Da lì in poi Mura continuò a pubblicare romanzi, circa una trentina in tutto. Patrizia Violi scrive di Mura che fu «la prima a capire che la biografia di un’autrice di romanzi rosa deve essere mercé accessibile alle lettrici per aumentarne la fama». E infatti Mura non si sposò mai ed ebbe molti amanti anche più giovani: ebbe però anche una relazione duratura con Alessandro Chiavolini (che fu redattore del Popolo d’Italia e segretario particolare di Mussolini), insieme a cui scrisse diversi libri per bambini, tra cui Le avventure di Nasino. È soprattutto insieme a Chiavolini che visitò vari paesi del mondo e fu probabilmente dopo un viaggio in Africa che ebbe l’idea della storia di Sambadù.
Il romanzo, pubblicato da Rizzoli, inizia in medias res, a storia avviata: una notte, Silvia è alle prese con l’allagamento del bagno della camera d’albergo di Roma in cui vive, e Sambadù, anche lui ospite nello stesso albergo, entra sfondando la porta per rispondere a un suo grido d’aiuto. Il romanzo è scritto in prima persona, al presente, e usa molti dialoghi, tutte cose che facilitano l’immedesimazione delle lettrici con la protagonista e che rendono la lettura delle oltre duecento pagine molto scorrevole, come ci si aspetta da un romanzo di questo genere.
L’intesa e l’interesse tra Silvia e Sambadù scattano subito, ma la loro storia d’amore si scontra presto con gli ostacoli dati dal colore della pelle di lui. Nonostante venga descritto come un uomo gentile e colto, per tutta la prima parte del libro emerge continuamente il conflitto dovuto alla cultura razzista dell’epoca: mentre lei è una donna altolocata, lui viene sempre percepito dalla società come un “selvaggio”. L’intreccio si complica con il personaggio di Marisi, un uomo bianco che seduce Silvia, e Jo, una ballerina nera che incontra Sambadù. Nel confronto tra i due Marisi viene messo da parte, mentre tra Silvia e Jo si instaura un legame di amicizia: non era raro, nella letteratura rosa del tempo, che emergessero intrecci secondari basati sull’amicizia o l’aiuto reciproco tra donne.

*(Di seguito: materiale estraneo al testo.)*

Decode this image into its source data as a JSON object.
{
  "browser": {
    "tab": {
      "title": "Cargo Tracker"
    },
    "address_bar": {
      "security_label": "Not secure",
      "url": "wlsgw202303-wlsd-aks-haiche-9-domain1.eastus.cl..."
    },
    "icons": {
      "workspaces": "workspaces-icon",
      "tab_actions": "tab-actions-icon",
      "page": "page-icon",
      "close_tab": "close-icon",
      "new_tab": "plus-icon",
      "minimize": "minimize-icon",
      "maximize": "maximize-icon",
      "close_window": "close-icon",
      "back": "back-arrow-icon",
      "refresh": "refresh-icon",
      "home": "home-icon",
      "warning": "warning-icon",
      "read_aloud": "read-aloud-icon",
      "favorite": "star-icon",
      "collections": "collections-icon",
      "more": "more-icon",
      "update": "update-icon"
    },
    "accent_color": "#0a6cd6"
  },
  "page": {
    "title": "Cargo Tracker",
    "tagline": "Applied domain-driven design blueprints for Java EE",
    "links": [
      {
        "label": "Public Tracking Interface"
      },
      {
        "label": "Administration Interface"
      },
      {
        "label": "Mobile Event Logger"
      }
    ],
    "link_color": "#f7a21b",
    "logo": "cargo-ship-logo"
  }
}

La prima versione del romanzo uscita su Lidel nel 1930 si chiudeva con un lieto fine, il matrimonio tra i due, e da questo punto di vista rappresentava una vera sfida all’ideale fascista di “conservazione della razza”. Nel libro uscito nel 1934 invece la storia proseguiva: i due avevano un figlio insieme ma poi le cose cominciavano ad andare male, lui diventava geloso e possessivo. A questo punto della storia il tema centrale non era più la questione “razziale” ma la rivendicazione di libertà – altrettanto contraria ai principi fascisti – di Silvia, che non potendo più accettare di essere relegata al ruolo di moglie in una relazione così opprimente, decide di lasciare Sambadù.

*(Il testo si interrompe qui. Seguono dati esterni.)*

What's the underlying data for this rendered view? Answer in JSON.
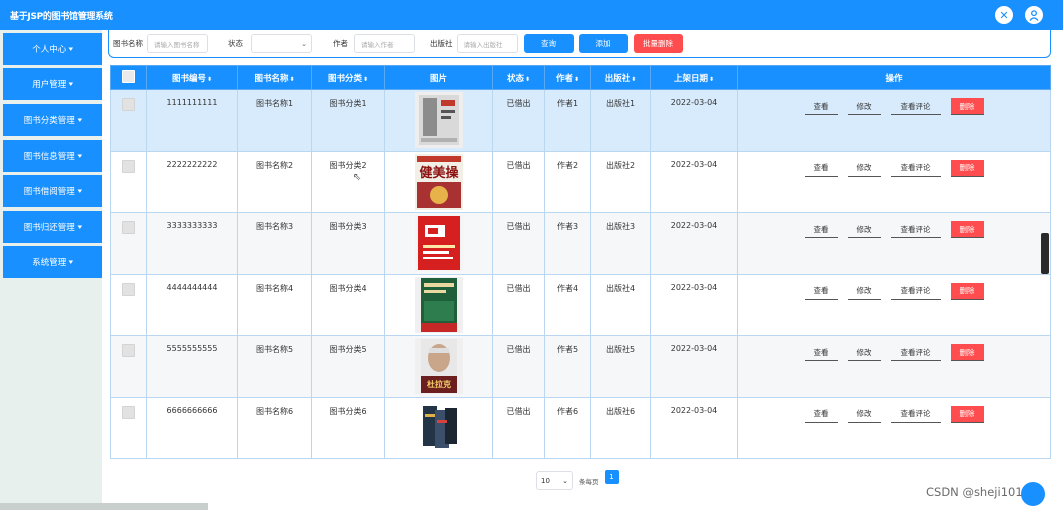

Quando lui dice di voler tornare in Africa, Silvia si impone per tenere con sé il figlio e crescerlo da sola, adducendo come ragione che un bambino nato da una donna bianca non verrebbe mai accettato in uno stato africano. La conclusione di questa edizione ristabiliva in qualche modo l’“ordine” iniziale che avrebbe fatto piacere al fascismo: la fine di una relazione “sbagliata” e il ritorno di Sambadù in Africa. La stessa operazione Mura l’aveva fatta anche in Perfidie, riportando nel finale la protagonista all’interno di una relazione eterosessuale dopo la “scappatella” con una donna.
Ma mentre la prima edizione era nascosta dentro una rivista e passò inosservata, la seconda fu pubblicata da Rizzoli e illustrata da un disegnatore ai tempi molto noto: Marcello Dudovich. Quando Mussolini vide il libro appena uscito con la sua copertina così eloquente ordinò alla polizia di sequestrare ogni copia esistente del romanzo sostenendo che offendesse la dignità della razza. Allora non era così impensabile vedere una donna nera in abiti succinti sulle copertine di libri o riviste, ma che ci fosse un uomo, ben vestito e con una donna bianca tra le braccia non era accettabile. In generale, ai tempi le relazioni tra uomini bianchi e donne nere erano culturalmente accettate ma il contrario no. A questo si aggiunge che si trattava di un libro scritto da una donna e rivolto a un pubblico femminile, cosa che spaventò ancora di più perché fu visto come un incoraggiamento alla trasgressione.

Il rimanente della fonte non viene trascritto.